Le décor de Jean Bard, représentant une fête foraine abandonnée, avec sa montagne russe écroulée ou non terminée, sa grande roue, ses échafaudages, ce ciel nuageux en arrière-plan aux couleurs du déclin du jour, est plutôt impressionnant et sans contredit dans le ton de la mise en scène. L'ambiance tourne beaucoup autour de la folie, du crasseux, du lugubre. De multiples trappes au sol permettent des entrées et des sorties, des oubliettes, des planques au trésor. Et les éclairages, précis et savamment orchestrés par Claude Accolas, collent à l'ambiance et créent des motifs sur la scène, comme les barres d'une prison. Pour pousser la note encore plus loin, les costumes des différents personnages, conçus par Suzanne Harel, sont exagérément absurdes. Pour ne nommer que ceux-ci, le Père Ubu est d'une grosseur à défier la gravité, la Mère Ubu a des proportions aussi énormes que ses ambitions et le sergent Bordure sort tout droit d'un bal costumé qui avait pour thème l'Écosse.


Photo : Yves Renaud

Il n'y a pas à dire, Rémi Girard (excellent, même s’il semble un tantinet trop intelligent pour son personnage) et Marie Tifo (épatante) forment un couple plutôt machiavélique et totalement grotesque. Sébastien Dodge tente sans grand succès de rendre son personnage amusant, avec ses pas de danse à la Riverdance et sa voix haut perchée - quand, pourtant, il peut être totalement hilarant avec ses airs hautains et son accent traînant, un style qu'on a pu apercevoir dans d'autres rôles qu'il a joué. Maxim Gaudette est méconnaissable en jeune Bougrelas, à la coupe de cheveux douteuse et à ses airs naïfs qui se transforment en désirs vengeurs. Les autres comédiens, qui incarnent une galerie de personnages, du spectateur à l'accoutrement français du XIXe jusqu'aux soldats et conspirateurs, offrent des performances à la hauteur de ce que le genre demande.
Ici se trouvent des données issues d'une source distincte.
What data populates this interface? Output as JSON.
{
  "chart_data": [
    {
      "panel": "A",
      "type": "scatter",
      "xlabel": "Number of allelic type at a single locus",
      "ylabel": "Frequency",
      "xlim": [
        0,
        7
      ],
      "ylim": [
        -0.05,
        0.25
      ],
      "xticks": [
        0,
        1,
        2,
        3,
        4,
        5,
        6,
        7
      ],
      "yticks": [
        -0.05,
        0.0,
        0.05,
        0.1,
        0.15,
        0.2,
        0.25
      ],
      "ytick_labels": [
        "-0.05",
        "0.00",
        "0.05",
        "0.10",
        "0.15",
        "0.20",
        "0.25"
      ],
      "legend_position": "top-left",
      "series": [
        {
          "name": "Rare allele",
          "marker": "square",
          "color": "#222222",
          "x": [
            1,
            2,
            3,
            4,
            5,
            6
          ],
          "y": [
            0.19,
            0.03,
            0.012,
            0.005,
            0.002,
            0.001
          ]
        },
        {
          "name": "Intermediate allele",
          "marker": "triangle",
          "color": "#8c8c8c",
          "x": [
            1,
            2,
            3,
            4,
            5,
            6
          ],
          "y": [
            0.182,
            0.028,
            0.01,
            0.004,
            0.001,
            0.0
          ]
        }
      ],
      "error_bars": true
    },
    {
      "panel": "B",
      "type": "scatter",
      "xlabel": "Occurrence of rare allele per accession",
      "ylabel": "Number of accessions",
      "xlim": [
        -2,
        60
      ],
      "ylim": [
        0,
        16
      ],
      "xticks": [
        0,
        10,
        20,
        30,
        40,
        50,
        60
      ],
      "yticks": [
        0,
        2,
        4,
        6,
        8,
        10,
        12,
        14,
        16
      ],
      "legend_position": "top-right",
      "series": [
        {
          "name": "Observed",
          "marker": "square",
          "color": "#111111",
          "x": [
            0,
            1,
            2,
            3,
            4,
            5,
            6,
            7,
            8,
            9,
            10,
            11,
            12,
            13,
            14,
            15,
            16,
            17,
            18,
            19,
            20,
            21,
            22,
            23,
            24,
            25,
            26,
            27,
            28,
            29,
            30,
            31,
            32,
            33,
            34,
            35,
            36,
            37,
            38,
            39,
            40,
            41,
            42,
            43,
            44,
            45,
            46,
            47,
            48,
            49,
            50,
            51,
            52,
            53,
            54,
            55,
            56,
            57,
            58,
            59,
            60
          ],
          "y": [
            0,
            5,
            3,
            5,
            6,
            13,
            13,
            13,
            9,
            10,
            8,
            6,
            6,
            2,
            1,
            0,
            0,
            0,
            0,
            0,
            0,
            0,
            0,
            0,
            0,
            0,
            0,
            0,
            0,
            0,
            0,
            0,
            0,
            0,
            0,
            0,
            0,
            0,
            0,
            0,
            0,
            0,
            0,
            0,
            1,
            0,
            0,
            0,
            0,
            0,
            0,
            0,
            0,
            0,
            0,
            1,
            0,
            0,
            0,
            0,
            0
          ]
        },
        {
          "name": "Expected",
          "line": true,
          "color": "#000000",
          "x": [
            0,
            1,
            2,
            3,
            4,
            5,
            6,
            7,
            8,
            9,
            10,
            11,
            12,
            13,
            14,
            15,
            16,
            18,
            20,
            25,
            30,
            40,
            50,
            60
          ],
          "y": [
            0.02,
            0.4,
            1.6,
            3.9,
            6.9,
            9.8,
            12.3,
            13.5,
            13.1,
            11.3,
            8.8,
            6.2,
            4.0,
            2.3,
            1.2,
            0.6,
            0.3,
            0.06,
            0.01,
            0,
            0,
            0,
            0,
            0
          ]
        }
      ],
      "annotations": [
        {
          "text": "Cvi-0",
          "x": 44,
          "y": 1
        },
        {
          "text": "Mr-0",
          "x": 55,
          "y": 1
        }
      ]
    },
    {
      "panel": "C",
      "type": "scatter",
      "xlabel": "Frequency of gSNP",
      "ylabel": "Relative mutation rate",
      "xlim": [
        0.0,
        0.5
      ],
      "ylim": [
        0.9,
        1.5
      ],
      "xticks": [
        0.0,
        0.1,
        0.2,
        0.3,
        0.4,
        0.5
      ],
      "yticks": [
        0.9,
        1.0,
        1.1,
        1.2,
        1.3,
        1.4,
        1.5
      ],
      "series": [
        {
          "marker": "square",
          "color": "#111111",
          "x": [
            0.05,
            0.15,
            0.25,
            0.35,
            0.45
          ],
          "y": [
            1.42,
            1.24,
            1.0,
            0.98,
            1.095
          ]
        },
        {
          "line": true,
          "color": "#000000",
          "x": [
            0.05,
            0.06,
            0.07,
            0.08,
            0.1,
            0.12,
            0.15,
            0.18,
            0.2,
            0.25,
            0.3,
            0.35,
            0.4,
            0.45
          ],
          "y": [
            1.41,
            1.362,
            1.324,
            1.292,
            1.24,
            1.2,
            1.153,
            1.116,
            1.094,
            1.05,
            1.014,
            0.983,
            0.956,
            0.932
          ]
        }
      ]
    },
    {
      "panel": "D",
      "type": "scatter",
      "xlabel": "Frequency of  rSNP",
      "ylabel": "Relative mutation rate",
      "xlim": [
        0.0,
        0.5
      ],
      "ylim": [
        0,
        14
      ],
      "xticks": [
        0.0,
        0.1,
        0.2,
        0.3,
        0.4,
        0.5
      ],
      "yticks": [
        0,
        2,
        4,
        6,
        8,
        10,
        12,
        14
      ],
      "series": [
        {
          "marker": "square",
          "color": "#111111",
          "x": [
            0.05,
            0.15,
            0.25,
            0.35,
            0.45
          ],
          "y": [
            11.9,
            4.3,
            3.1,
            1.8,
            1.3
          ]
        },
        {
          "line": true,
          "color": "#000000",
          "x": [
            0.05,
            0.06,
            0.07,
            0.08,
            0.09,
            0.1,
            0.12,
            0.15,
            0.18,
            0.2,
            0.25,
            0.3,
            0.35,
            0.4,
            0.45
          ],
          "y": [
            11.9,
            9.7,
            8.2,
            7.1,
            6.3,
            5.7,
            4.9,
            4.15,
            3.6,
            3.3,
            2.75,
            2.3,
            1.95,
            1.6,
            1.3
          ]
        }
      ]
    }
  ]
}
Certains dans la salle s'amuseront gaiement des facéties et des bouffonneries. Mais d'autres n'arriveront pas à sourire, ne serait-ce qu'en de rares instants, lors de ce spectacle au deuxième degré souvent déficient, qui aurait pu dénoncer tant de bêtises humaines... malgré ce clin d'œil final à la politique internationale d'il y a quelques années, soit la démolition de la statue de Saddam Hussein (trop peu, trop tard). Absurde certes, la pièce ne dégage aucune saveur réelle ; mêmes les pets du Père Ubu et les mets sont écrits sur du carton. De quoi nous laisser sur notre faim. Spectacle pour enfants qui a mal tourné, héritier désabusé ou bancal d'un style grand guignolesque retenu, Ubu roi a sans contredit plusieurs qualités techniques, mais n'arrive pas à plaire totalement.

L'adaptation du Théâtre de la Pire Espèce, en manipulation d'objets, appelée Ubu sur la table, qui tourne depuis plusieurs années et qui sera présentée au mois de mai en version pour entendants et mal entendants, est une suggestion fortement recommandée.